Tuesday, May 24, 2011

LinkedIn stock option risk

Looking through the LinkedIn S-1 filing I noted that there are about 18 million stock options issued. The low exercise price (relative to the IPO price or better) will make it very tempting for the employees and insiders to cash out once the six month lock-up period is over. Expect downward pressure on the stock price when these options get exercised.  

The latest LinkedIn S-1A, dated May 17, 2011 shows the break out of Options Granted, when and at what price:
Option Grant Dates
  
Number of
Shares
Underlying
Options


Exercise
Price Per
Share

  
Common Stock
Fair Value Per
Share at
Grant Date

February 2009
  

5,166,362
(1) 

$
2.32
  
  
$
2.32
  
April 2009
  

75,500
  


2.32
  
  

2.32
  
June 2009
  

387,000
  


2.32
  
  

2.32
  
August 2009
  

609,000
  


2.32
  
  

2.32
  
September 2009
  

719,500
  


3.50
  
  

3.50
  
November 2009
  

2,556,000
  


3.50
  
  

3.50
  
February 2010
  

1,361,450
  


4.80
  
  

4.80
  
June 2010
  

1,654,522
  


6.20
  
  

6.20
  
September 2010
  

1,459,266
  


8.27
  
  

8.27
  
November 2010
  

361,675
  


8.97
  
  

8.97
  
December 2010
  

445,820
  


14.46
  
  

14.46
  
February 2011
  

1,951,880
  


19.63
  
  

19.63
  
April 2011
  

1,559,080
  


22.59
  
  

22.59
  



(1)

Includes 2,429,750 stock options that were repriced on a one-for-one basis to $2.32 per share. Please see the section below titled “Stock Option Repricing.”

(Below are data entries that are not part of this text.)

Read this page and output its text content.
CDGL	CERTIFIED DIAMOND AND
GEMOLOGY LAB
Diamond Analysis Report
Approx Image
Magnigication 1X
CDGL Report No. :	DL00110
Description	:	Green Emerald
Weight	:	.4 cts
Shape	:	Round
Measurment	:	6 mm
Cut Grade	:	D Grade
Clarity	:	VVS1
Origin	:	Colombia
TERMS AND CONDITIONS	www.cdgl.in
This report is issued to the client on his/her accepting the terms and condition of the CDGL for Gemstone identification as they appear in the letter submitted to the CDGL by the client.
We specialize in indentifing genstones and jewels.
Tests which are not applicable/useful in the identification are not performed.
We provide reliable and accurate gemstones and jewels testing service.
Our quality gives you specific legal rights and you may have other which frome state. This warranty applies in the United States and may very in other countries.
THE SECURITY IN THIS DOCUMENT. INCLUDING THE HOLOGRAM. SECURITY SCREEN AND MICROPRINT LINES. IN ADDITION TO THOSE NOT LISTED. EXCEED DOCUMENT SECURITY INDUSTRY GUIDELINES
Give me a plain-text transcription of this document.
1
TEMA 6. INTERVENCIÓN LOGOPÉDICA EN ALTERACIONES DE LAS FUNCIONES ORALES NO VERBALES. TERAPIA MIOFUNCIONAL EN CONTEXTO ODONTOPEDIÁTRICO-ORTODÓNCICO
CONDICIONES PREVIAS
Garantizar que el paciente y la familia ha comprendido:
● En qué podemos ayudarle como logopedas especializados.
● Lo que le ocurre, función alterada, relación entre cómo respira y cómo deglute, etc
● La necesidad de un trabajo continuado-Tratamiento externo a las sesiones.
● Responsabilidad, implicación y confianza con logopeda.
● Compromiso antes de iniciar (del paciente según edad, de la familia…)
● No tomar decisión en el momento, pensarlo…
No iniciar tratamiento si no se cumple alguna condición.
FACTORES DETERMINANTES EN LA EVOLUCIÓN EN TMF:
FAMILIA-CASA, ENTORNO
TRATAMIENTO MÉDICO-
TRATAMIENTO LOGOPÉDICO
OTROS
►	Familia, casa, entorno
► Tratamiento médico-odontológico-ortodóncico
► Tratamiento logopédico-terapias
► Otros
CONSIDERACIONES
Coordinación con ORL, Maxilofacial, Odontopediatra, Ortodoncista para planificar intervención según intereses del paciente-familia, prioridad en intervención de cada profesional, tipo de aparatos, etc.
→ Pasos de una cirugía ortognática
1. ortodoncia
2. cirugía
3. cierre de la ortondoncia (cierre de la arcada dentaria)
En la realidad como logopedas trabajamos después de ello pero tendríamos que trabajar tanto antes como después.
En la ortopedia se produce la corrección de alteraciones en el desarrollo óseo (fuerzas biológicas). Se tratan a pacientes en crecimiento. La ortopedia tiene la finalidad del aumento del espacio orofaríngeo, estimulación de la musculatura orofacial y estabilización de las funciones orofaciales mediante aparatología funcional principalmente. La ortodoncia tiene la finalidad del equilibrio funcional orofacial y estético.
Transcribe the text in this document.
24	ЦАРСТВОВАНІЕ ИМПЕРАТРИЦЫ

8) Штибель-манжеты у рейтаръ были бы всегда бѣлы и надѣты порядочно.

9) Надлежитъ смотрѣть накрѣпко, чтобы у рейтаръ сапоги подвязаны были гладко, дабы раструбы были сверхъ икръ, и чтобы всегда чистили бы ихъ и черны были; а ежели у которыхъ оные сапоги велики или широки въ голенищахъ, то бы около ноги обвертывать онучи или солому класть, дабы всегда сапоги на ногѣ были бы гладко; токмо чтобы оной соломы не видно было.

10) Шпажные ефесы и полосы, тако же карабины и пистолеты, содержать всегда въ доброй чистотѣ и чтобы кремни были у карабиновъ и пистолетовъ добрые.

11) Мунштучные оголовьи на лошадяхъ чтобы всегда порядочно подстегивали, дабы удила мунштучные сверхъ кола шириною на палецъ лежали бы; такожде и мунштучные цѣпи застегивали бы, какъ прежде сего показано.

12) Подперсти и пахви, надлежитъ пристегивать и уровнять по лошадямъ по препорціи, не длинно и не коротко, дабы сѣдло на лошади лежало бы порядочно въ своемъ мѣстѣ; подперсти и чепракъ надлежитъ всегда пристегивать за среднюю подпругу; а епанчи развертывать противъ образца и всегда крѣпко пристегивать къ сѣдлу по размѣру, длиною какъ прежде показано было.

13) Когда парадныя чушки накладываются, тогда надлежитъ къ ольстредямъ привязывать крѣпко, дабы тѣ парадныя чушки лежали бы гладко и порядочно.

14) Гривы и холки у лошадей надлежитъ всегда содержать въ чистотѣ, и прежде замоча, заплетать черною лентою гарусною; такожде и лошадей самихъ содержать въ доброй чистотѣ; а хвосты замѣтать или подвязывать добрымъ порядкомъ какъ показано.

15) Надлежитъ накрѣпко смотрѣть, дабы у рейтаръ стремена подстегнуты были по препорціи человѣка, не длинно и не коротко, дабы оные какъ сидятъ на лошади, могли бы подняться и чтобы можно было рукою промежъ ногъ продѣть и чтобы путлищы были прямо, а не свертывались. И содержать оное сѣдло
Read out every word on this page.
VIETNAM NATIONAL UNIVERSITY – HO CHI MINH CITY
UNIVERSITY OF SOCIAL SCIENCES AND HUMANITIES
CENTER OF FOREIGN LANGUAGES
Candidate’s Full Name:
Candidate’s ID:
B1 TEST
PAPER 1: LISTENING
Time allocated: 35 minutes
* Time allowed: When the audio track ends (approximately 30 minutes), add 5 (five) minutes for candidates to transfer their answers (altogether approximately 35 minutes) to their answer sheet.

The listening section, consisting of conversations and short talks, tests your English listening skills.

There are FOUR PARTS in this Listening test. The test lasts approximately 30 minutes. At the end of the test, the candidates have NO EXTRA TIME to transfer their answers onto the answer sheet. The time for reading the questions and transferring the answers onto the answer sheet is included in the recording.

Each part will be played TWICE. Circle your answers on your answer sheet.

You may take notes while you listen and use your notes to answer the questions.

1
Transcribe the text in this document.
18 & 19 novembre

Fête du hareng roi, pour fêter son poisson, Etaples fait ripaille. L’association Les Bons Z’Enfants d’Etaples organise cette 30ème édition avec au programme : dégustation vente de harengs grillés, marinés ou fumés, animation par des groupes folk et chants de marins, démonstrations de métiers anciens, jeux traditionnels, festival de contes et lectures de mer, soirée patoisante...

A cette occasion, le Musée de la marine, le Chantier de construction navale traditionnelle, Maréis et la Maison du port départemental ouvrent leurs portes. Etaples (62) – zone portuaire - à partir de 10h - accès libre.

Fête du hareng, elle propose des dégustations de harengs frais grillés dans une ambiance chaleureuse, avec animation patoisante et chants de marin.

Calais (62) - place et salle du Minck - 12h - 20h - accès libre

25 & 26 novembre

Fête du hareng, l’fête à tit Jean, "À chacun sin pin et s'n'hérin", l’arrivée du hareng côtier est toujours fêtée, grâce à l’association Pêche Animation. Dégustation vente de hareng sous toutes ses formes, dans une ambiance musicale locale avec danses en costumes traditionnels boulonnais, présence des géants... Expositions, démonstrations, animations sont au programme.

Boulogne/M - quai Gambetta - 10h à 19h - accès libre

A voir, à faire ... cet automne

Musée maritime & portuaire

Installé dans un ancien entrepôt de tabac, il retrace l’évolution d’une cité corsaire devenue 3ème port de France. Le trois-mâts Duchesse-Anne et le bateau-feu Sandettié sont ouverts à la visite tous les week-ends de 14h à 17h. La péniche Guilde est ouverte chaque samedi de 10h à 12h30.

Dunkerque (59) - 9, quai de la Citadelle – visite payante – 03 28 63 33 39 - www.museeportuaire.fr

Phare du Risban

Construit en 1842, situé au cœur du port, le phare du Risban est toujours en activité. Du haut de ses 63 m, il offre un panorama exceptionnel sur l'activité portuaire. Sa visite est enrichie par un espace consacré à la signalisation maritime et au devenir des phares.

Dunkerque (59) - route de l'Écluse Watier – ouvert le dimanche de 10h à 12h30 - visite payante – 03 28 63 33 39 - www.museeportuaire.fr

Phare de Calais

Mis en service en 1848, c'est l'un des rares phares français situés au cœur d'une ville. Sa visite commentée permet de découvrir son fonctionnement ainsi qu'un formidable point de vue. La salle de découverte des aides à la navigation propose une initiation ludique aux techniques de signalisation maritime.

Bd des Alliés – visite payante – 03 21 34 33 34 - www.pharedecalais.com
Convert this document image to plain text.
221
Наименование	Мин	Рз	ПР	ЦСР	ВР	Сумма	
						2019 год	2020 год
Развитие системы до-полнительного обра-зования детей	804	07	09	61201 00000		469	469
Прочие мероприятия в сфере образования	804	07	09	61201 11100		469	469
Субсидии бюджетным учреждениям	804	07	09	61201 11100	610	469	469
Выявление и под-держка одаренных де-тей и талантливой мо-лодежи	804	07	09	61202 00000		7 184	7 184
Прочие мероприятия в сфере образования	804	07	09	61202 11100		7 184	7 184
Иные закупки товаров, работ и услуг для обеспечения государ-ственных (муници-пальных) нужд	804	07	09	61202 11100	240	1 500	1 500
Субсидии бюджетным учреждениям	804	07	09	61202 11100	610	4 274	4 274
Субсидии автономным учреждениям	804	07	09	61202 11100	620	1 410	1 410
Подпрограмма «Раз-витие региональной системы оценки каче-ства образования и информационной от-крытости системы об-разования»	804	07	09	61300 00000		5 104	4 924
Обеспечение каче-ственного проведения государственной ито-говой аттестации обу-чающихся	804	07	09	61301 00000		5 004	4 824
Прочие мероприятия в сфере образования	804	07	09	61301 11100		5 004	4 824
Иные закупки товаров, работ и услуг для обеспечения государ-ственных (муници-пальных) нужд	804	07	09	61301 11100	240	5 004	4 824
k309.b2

 Based upon the assumed initial public offering price of $43.50 per share, the aggregate intrinsic value of options outstanding as of March 31, 2011 was approximately $610.6 million, of which approximately $208.8 million related to vested options and approximately $401.8 million related to unvested options.

While I think the business fundamentals and long term prospects for the company are strong, the number and price of these stock options may create a high level of price volatility for the company’s shares in the short term, especially since the float is thin; i.e. the IPO put less than 10% of the company’s equity in play.  

Proceed with caution!

If you want to read more (and there’s a lot more), here’s a link to the S-1 on the sec.gov site: http://www.sec.gov/Archives/edgar/data/1271024/000119312511142213/ds1a.htm

1 comment:

  1. People who take linkedin and facebook seriously deserve to suffer serious career damage. Social networks are for social retards. They are brought to you by aghadhimmics whose patron saint was Walt Whitman, the guy who only had sex with himself and believed in the Gnostic Gospels. Those who use lint tin and futz book are narcissist masochist clowns governed by affectation. Is a vulture capitalist who only invests in firms which appear as friends of friends really exercising the fiduciary responsibility he is paid for? Do we forget a quarter century ago these banksters patted themselves on the back that firing Steve Jobs was the right thing to do? Or when Gerry Carmen's GSA foisted IBM mainframes on everyone in the government just as the PC and interactive computing were dawning? The same nuts who consider it modern to make emailing a symptom to your doctor into a HIPPA violation. Or when they relied on the witchcraft of technical analysis instead of the hard work of market fundamental, stealing instead of inventing even that, and concentrating more on the imitation than substance, causing the markets to crash? Or banksters who shell game inconsistent products, shifting fees and agreements by surprise, because their autopilot brains were unable to comprehend what real service is? How can you trust people who submit to affectations instead of genuine reality? Given how such fads ran amok in the recent crisis, such individuals should be denied serious employment in the future. Social networking is a bubble that needs to be shut down before it bankrupts all of us. That’s why all the idiot hedge funds donated to Obama!